Batch Size
The number of training examples processed together before the model updates its parameters. Batch size affects training speed, memory usage, and how smoothly the model learns.
Why It Matters
Batch size is a critical trade-off between training speed, memory constraints, and model quality. Larger batches train faster but may generalize less well.
Example
Processing 32 images at a time through a neural network, computing the average error across all 32, then updating the weights once — that is a batch size of 32.
Think of it like...
Like grading papers — you could adjust your rubric after each paper (batch size 1) or after reading the whole stack (full batch), each approach giving different feedback quality.
Related Terms
Epoch
One complete pass through the entire training dataset during model training. Models typically require multiple epochs to learn effectively, with each pass refining the model's understanding.
Learning Rate
A hyperparameter that controls how much the model's weights are adjusted in response to errors during each training step. It determines the size of the steps taken during gradient descent optimization.

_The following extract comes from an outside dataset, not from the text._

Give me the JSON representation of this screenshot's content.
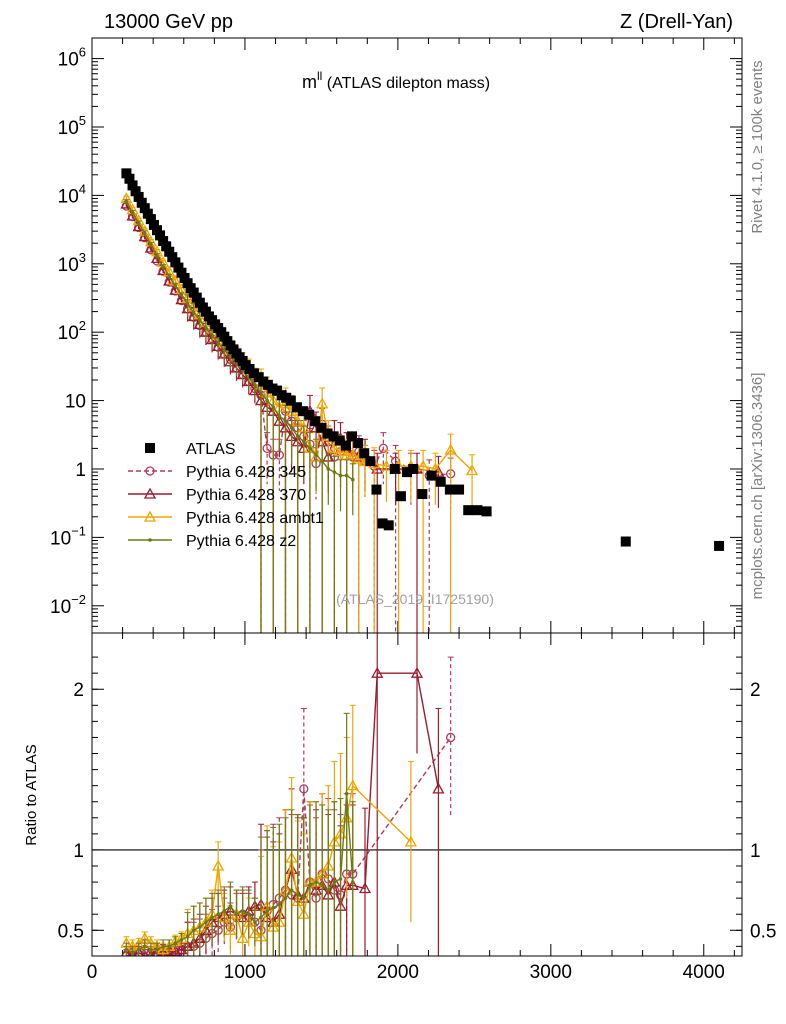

Stochastic Gradient Descent
A variant of gradient descent that updates model parameters using a single random training example (or small batch) at each step instead of the entire dataset. It is faster and can escape local minima.
Gradient Descent
An optimization algorithm used to minimize the error (loss) of a model by iteratively adjusting parameters in the direction that reduces the loss most quickly. It is the primary method for training machine learning models.